—Mon bon monsieur, interrompit La Guêpie avec une politesse ironique, vous êtes absolument dans l'erreur... Nous pouvons justifier de notre propriété sur les objets d'art enfouis par feu Noël Fontenac, et vous n'avez rien à y voir... Demandez plutôt à Février, qui sait son code sur le bout du doigt!

Le marchand de curiosités, ainsi interpellé, haussa les épaules d'un air embarrassé et murmura:

—Hum!... Il y a du pour et du contre, et ça peut se plaider...

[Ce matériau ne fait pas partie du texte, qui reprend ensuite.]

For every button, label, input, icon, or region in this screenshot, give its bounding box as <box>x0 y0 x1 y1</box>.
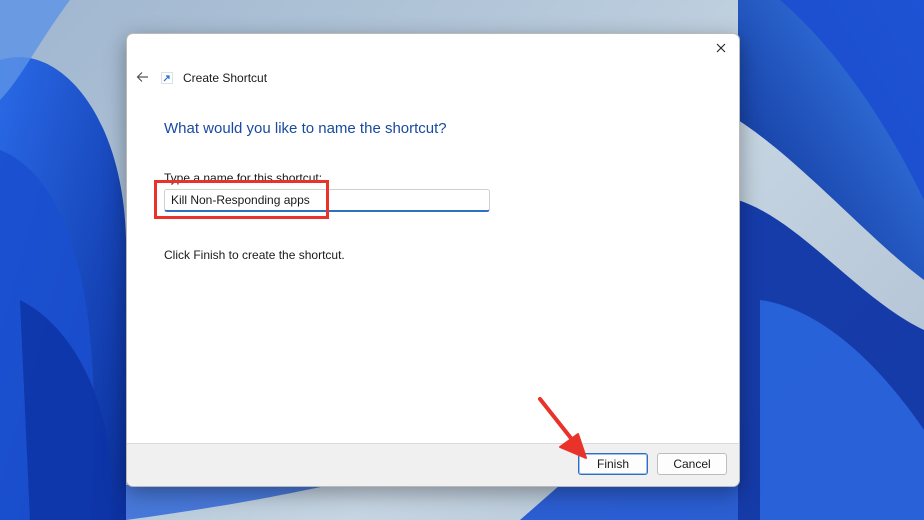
wallpaper-petal <box>126 485 330 520</box>
close-icon <box>716 43 726 53</box>
back-button[interactable] <box>134 69 150 85</box>
shortcut-icon <box>161 72 173 84</box>
finish-button[interactable]: Finish <box>578 453 648 475</box>
desktop: Create Shortcut What would you like to n… <box>0 0 924 520</box>
create-shortcut-dialog: Create Shortcut What would you like to n… <box>126 33 740 487</box>
back-arrow-icon <box>136 72 148 82</box>
page-heading: What would you like to name the shortcut… <box>164 120 447 137</box>
dialog-footer: Finish Cancel <box>127 443 739 486</box>
close-button[interactable] <box>711 38 731 58</box>
finish-hint: Click Finish to create the shortcut. <box>164 248 345 262</box>
shortcut-name-input[interactable] <box>164 189 490 212</box>
cancel-button[interactable]: Cancel <box>657 453 727 475</box>
shortcut-name-label: Type a name for this shortcut: <box>164 171 323 185</box>
dialog-title: Create Shortcut <box>183 71 268 85</box>
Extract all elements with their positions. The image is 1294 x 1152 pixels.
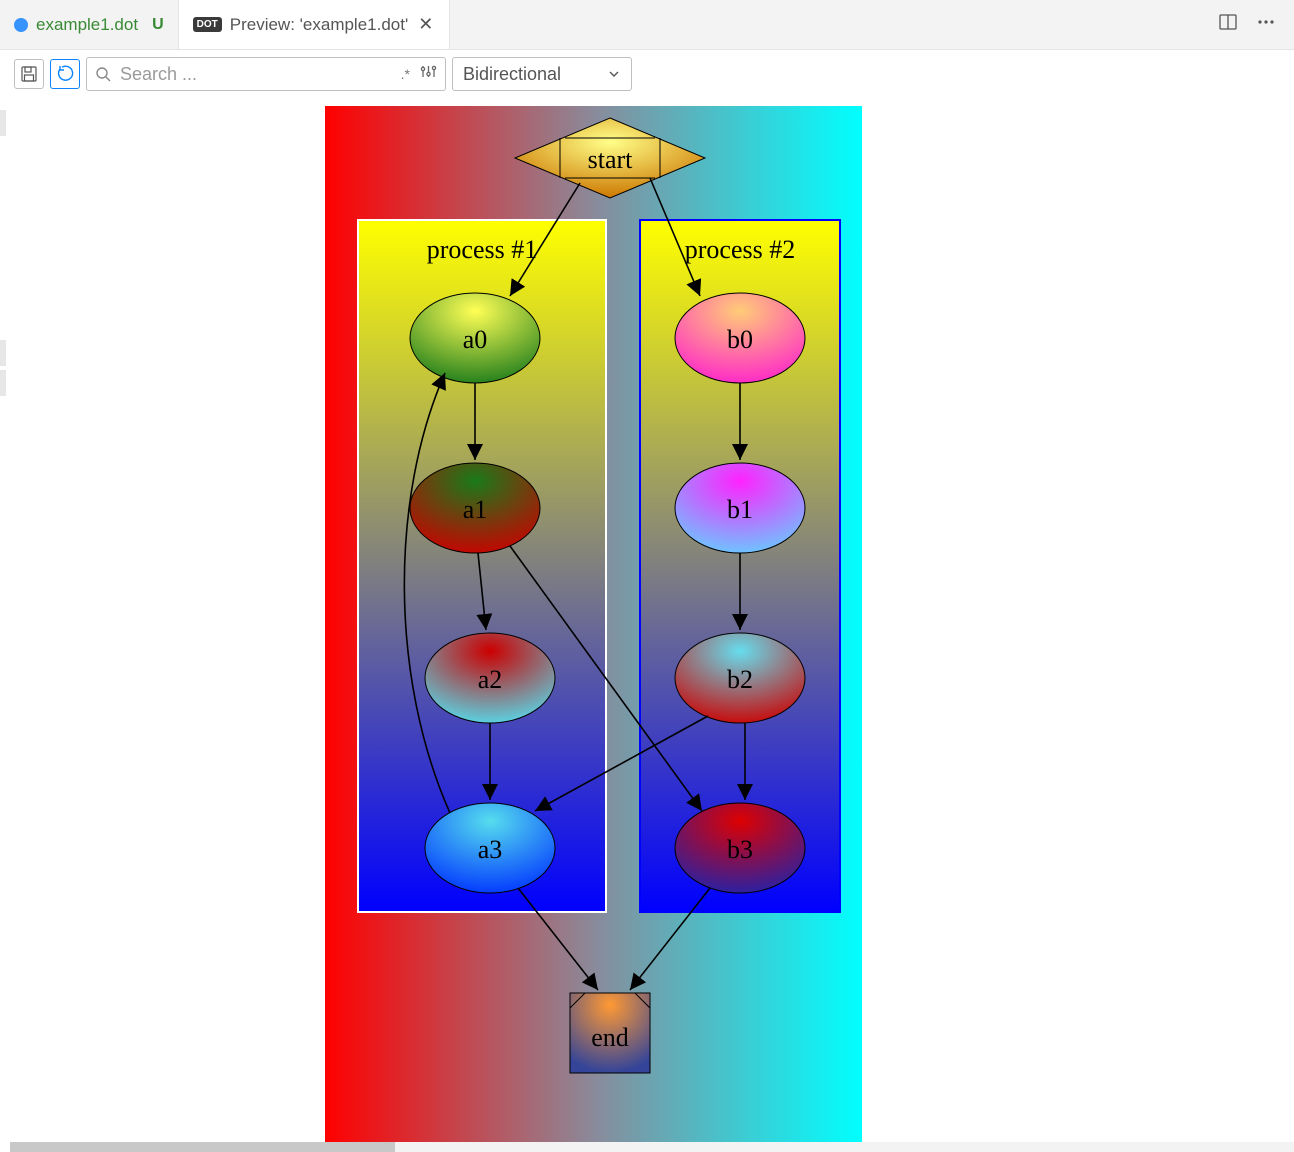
regex-icon[interactable]: .*: [401, 66, 410, 82]
node-b1: b1: [675, 463, 805, 553]
svg-text:b0: b0: [727, 325, 753, 354]
svg-text:a2: a2: [478, 665, 503, 694]
direction-select[interactable]: Bidirectional: [452, 57, 632, 91]
dot-preview-icon: DOT: [193, 17, 222, 32]
tab-label: example1.dot: [36, 15, 138, 35]
chevron-down-icon: [607, 67, 621, 81]
gutter: [0, 50, 10, 1150]
node-b0: b0: [675, 293, 805, 383]
svg-text:a1: a1: [463, 495, 488, 524]
tab-bar: example1.dot U DOT Preview: 'example1.do…: [0, 0, 1294, 50]
tab-bar-actions: [1200, 0, 1294, 49]
node-end: end: [570, 993, 650, 1073]
dot-file-icon: [14, 18, 28, 32]
sliders-icon[interactable]: [420, 63, 437, 85]
node-b2: b2: [675, 633, 805, 723]
search-field[interactable]: [120, 64, 393, 85]
tab-example1-dot[interactable]: example1.dot U: [0, 0, 179, 49]
more-actions-icon[interactable]: [1256, 12, 1276, 37]
close-icon[interactable]: ✕: [416, 12, 435, 37]
vcs-status-badge: U: [152, 16, 164, 34]
node-a0: a0: [410, 293, 540, 383]
node-a1: a1: [410, 463, 540, 553]
node-a3: a3: [425, 803, 555, 893]
node-b3: b3: [675, 803, 805, 893]
graph-preview[interactable]: process #1 process #2 start a0 a1 a2 a3 …: [10, 98, 1294, 1152]
search-icon: [95, 66, 112, 83]
svg-text:a0: a0: [463, 325, 488, 354]
preview-toolbar: .* Bidirectional: [0, 50, 1294, 98]
svg-text:end: end: [591, 1023, 629, 1052]
svg-text:b3: b3: [727, 835, 753, 864]
direction-select-value: Bidirectional: [463, 64, 561, 85]
cluster1-title: process #1: [427, 235, 537, 264]
svg-text:b1: b1: [727, 495, 753, 524]
svg-text:a3: a3: [478, 835, 503, 864]
node-a2: a2: [425, 633, 555, 723]
svg-text:b2: b2: [727, 665, 753, 694]
graph-svg: process #1 process #2 start a0 a1 a2 a3 …: [10, 98, 1140, 1152]
refresh-button[interactable]: [50, 59, 80, 89]
cluster2-title: process #2: [685, 235, 795, 264]
save-button[interactable]: [14, 59, 44, 89]
tab-label: Preview: 'example1.dot': [230, 15, 408, 35]
svg-text:start: start: [588, 145, 634, 174]
search-input[interactable]: .*: [86, 57, 446, 91]
tab-preview[interactable]: DOT Preview: 'example1.dot' ✕: [179, 0, 451, 49]
split-editor-icon[interactable]: [1218, 12, 1238, 37]
scrollbar-thumb[interactable]: [10, 1142, 395, 1152]
horizontal-scrollbar[interactable]: [10, 1142, 1294, 1152]
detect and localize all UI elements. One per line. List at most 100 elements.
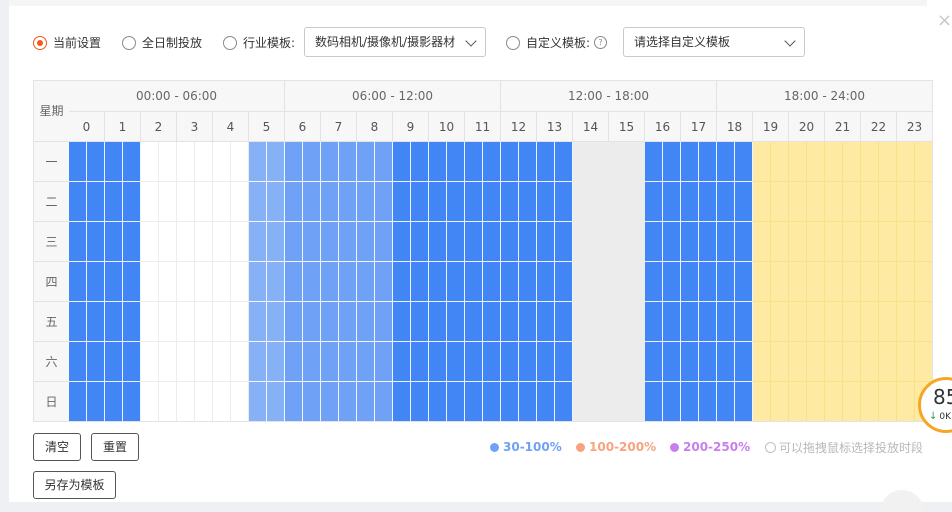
schedule-cell[interactable] <box>645 182 663 222</box>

—Vous cherchez un procès? protesta Gerdolle exaspéré, vous l'aurez!... En attendant, j'ai le droit de rester ici et j'y reste...

Les deux ouvriers, avec des rires gouailleurs, continuaient d'éventrer le tertre à coups de pioche. Sous le gai soleil du matin, c'était un spectacle curieux que celui des groupes épars au milieu des fleurs précoces et de la jeune verdure d'avril. Le dos rond sous son veston de travail d'un bleu déteint, la barbe hérissée et la bouche grincheuse, Cyrille Gerdolle gesticulait en interpellant Février. Celui-ci riait sournoisement dans ses moustaches de chat fâché, excitait son voisin par des répliques insidieuses et semblait boire du lait à l'aspect de ses grimaces désappointées. La Guêpie et son élève Landry se penchaient avidement vers les manœuvres, surveillant d'un regard impatient le déchaussement de la souche du cerisier. Brincard et son aide, en bras de chemise, creusaient avec acharnement; la sueur ruisselait sur leurs joues, le choc des pioches envoyait des éclaboussures de terre et des graviers au visage des regardants qui n'en avaient cure. Jacques Gerdolle s'était glissé vers Clairette pâle, angoissée, et essayait de la rasséréner par d'affectueuses paroles. Debout sur le plus haut degré du perron, un coin de son tablier relevé dans sa ceinture, Monique, pareille à une vieille Parque, contemplait, indignée, cette scène de dévastation et grondait entre ses dents:

—Oh! les brisaques!... si ça ne crève pas le cœur de les voir massacrer notre jardin!...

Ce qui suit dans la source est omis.